Desde o berço, Edmundo foi educado na Fé Católica, e aprendeu a ler e escrever – algo incomum naquela época – nas escolas palatinas fundadas por Carlos Magno, quase seu contemporâneo. Também se instruiu no latim e dedicava suas horas de estudo para decorar os Salmos.
Além disso, pouco se sabe da sua infância. Menino de cabelos loiros e olhos azuis, ele em nada se distinguia das outras crianças de sua idade. Entretanto, quando atingisse por volta de doze anos de idade, sua vida subitamente tomaria outro rumo.
Escolhido para a realeza
Conta-se que nas terras da Ânglia Oriental, região do leste da Inglaterra que hoje abarca os condados de Norfolk e Suffolk e parte dos condados de Essex e Cambridgeshire, o Rei Offa – que alguns afirmam ser tio de Edmundo, e outros dizem ser seu primo – lamentava não ter nenhum herdeiro que lhe sucedesse no trono, pois seu único filho renunciara à realeza para ser ermitão. Prevendo as iminentes invasões das tribos nórdicas e temendo, sobretudo, pelo bem espiritual do seu povo, buscava alguém de valor a quem confiar a coroa.
Para obter tal graça, resolveu partir em peregrinação à Terra Santa.
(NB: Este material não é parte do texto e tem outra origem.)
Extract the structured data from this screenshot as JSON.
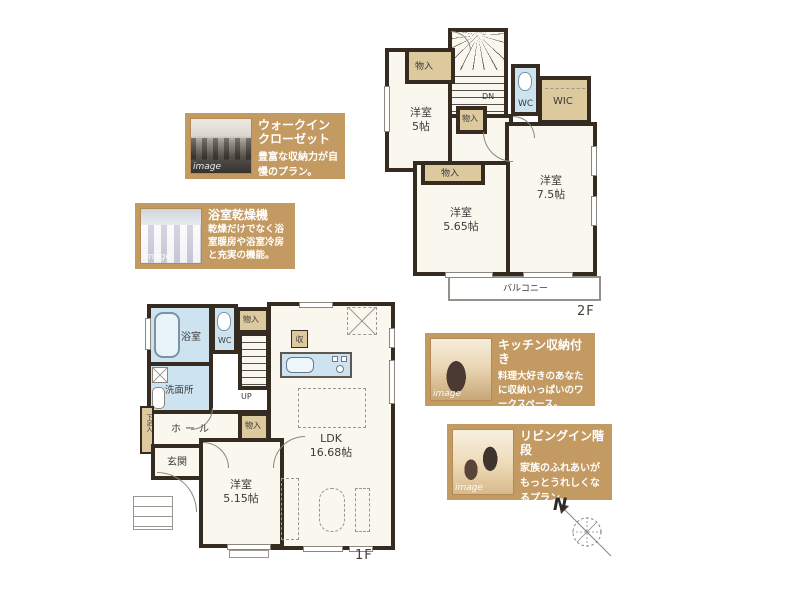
{
  "colors": {
    "wall": "#352b20",
    "room_fill": "#faf8ee",
    "closet_fill": "#dcc99d",
    "wet_area_fill": "#cde4f0",
    "annotation_background": "#c49a63",
    "annotation_text": "#ffffff"
  },
  "plan2f": {
    "floor_label": "2F",
    "stairs_label": "DN",
    "wc_label": "WC",
    "wic_label": "WIC",
    "balcony_label": "バルコニー",
    "closets": [
      "物入",
      "物入",
      "物入"
    ],
    "rooms": {
      "yoshitsu5": {
        "name": "洋室",
        "size": "5帖"
      },
      "yoshitsu565": {
        "name": "洋室",
        "size": "5.65帖"
      },
      "yoshitsu75": {
        "name": "洋室",
        "size": "7.5帖"
      }
    }
  },
  "plan1f": {
    "floor_label": "1F",
    "stairs_label": "UP",
    "bathroom_label": "浴室",
    "wc_label": "WC",
    "washroom_label": "洗面所",
    "hall_label": "ホール",
    "entrance_label": "玄関",
    "shoe_cabinet_label": "下足入",
    "storage_chip_label": "収",
    "closets": [
      "物入",
      "物入"
    ],
    "rooms": {
      "ldk": {
        "name": "LDK",
        "size": "16.68帖"
      },
      "yoshitsu515": {
        "name": "洋室",
        "size": "5.15帖"
      }
    }
  },
  "annotations": [
    {
      "title": "ウォークイン\nクローゼット",
      "body": "豊富な収納力が自慢のプラン。",
      "watermark": "image"
    },
    {
      "title": "浴室乾燥機",
      "body": "乾燥だけでなく浴室暖房や浴室冷房と充実の機能。",
      "watermark": "image"
    },
    {
      "title": "キッチン収納付き",
      "body": "料理大好きのあなたに収納いっぱいのワークスペース。",
      "watermark": "image"
    },
    {
      "title": "リビングイン階段",
      "body": "家族のふれあいがもっとうれしくなるプラン。",
      "watermark": "image"
    }
  ],
  "compass": {
    "north_label": "N"
  }
}
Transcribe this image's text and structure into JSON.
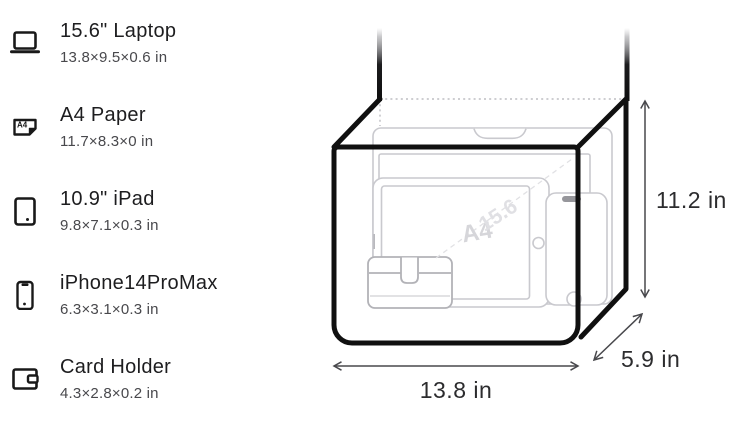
{
  "items": [
    {
      "name": "15.6\" Laptop",
      "dims": "13.8×9.5×0.6 in"
    },
    {
      "name": "A4 Paper",
      "dims": "11.7×8.3×0 in"
    },
    {
      "name": "10.9\" iPad",
      "dims": "9.8×7.1×0.3 in"
    },
    {
      "name": "iPhone14ProMax",
      "dims": "6.3×3.1×0.3 in"
    },
    {
      "name": "Card Holder",
      "dims": "4.3×2.8×0.2 in"
    }
  ],
  "icons": {
    "a4_label": "A4"
  },
  "diagram": {
    "height_label": "11.2 in",
    "width_label": "13.8 in",
    "depth_label": "5.9 in",
    "a4_watermark": "A4",
    "laptop_watermark": "15.6",
    "outline_color": "#101010",
    "content_outline_color": "#c9c9ce",
    "dimension_color": "#48484c"
  }
}
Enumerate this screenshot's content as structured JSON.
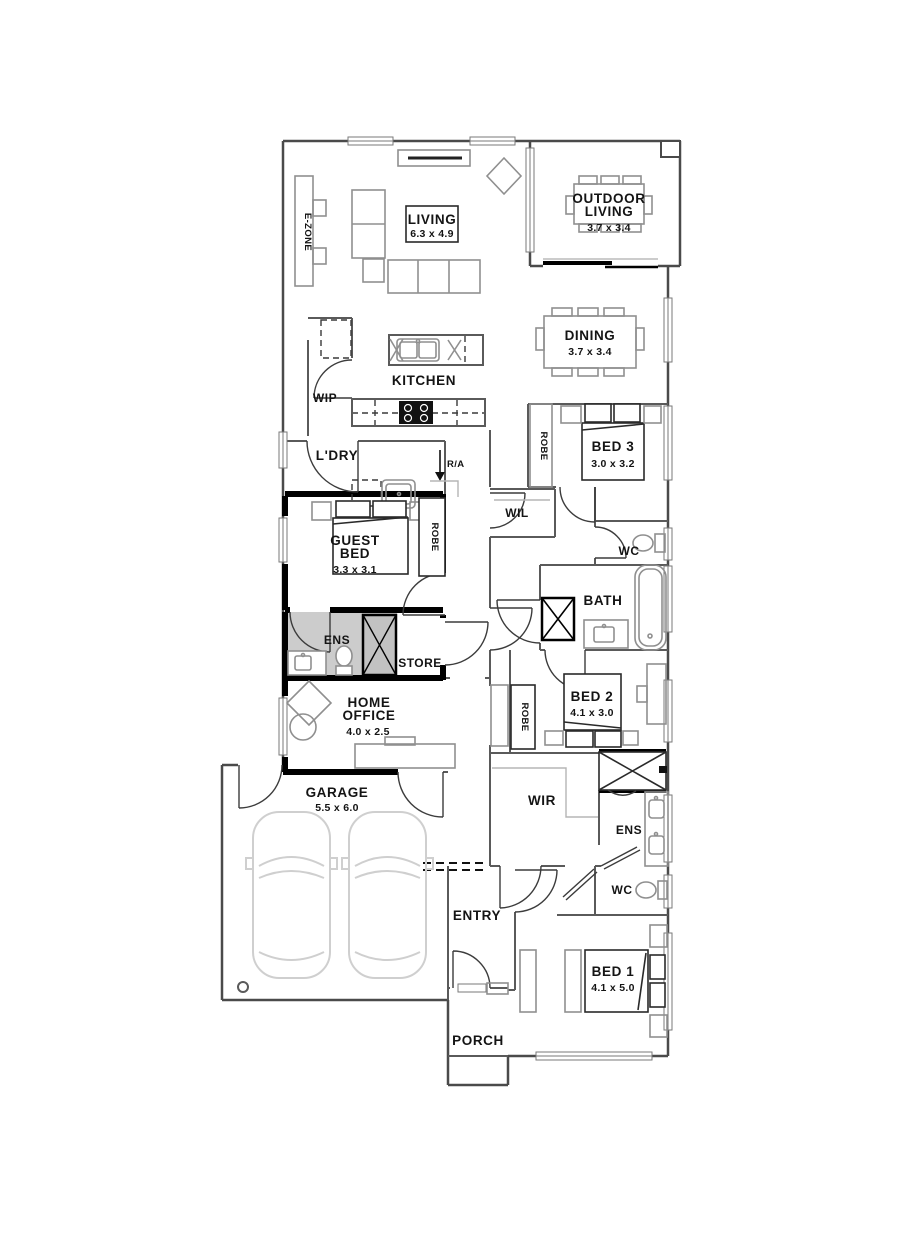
{
  "colors": {
    "wall": "#4a4a4a",
    "thick_wall": "#000000",
    "furniture": "#8f8f8f",
    "light_furniture": "#cfcfcf",
    "ens_floor": "#cccccc",
    "text": "#141414"
  },
  "rooms": {
    "e_zone": {
      "label": "E-ZONE"
    },
    "living": {
      "label": "LIVING",
      "dim": "6.3 x 4.9"
    },
    "outdoor_living": {
      "label_line1": "OUTDOOR",
      "label_line2": "LIVING",
      "dim": "3.7 x 3.4"
    },
    "dining": {
      "label": "DINING",
      "dim": "3.7 x 3.4"
    },
    "kitchen": {
      "label": "KITCHEN"
    },
    "wip": {
      "label": "WIP"
    },
    "ldry": {
      "label": "L'DRY"
    },
    "return_air": {
      "label": "R/A"
    },
    "bed3": {
      "label": "BED 3",
      "dim": "3.0 x 3.2",
      "robe": "ROBE"
    },
    "guest_bed": {
      "label_line1": "GUEST",
      "label_line2": "BED",
      "dim": "3.3 x 3.1",
      "robe": "ROBE"
    },
    "wil": {
      "label": "WIL"
    },
    "wc_main": {
      "label": "WC"
    },
    "bath": {
      "label": "BATH"
    },
    "ens_guest": {
      "label": "ENS"
    },
    "store": {
      "label": "STORE"
    },
    "home_office": {
      "label_line1": "HOME",
      "label_line2": "OFFICE",
      "dim": "4.0 x 2.5"
    },
    "bed2": {
      "label": "BED 2",
      "dim": "4.1 x 3.0",
      "robe": "ROBE"
    },
    "garage": {
      "label": "GARAGE",
      "dim": "5.5 x 6.0"
    },
    "wir": {
      "label": "WIR"
    },
    "ens_master": {
      "label": "ENS"
    },
    "wc_master": {
      "label": "WC"
    },
    "entry": {
      "label": "ENTRY"
    },
    "bed1": {
      "label": "BED 1",
      "dim": "4.1 x 5.0"
    },
    "porch": {
      "label": "PORCH"
    }
  }
}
Deus já preparara uma resposta às suas súplicas: a meio caminho, deteve-se no Reino da Saxônia, onde se hospedou com a família de Edmundo. Discernindo no jovenzinho um digno sucessor seu, Offa quis adotá-lo como filho. Antes de prosseguir viagem, tirou do dedo o anel real e, mostrando-o ao menino, disse: “Observa bem o desenho e selo deste anel. Se eu, quando estiver longe, te indicar um desejo meu por meio deste símbolo, executa-o sem demora”.
O rei continuou sua jornada, visitando todos os lugares sagrados pelos quais passara o Homem-Deus. Em Constantinopla, aonde se dirigira para venerar a Santa Cruz como fecho da peregrinação, sentiu as forças lhe faltarem e a morte se aproximar. Reunindo os seus em torno de si, anunciou-lhes que o jovem Edmundo deveria sucedê-lo no trono e, entregando-lhes seu anel, rendeu sua alma a Deus.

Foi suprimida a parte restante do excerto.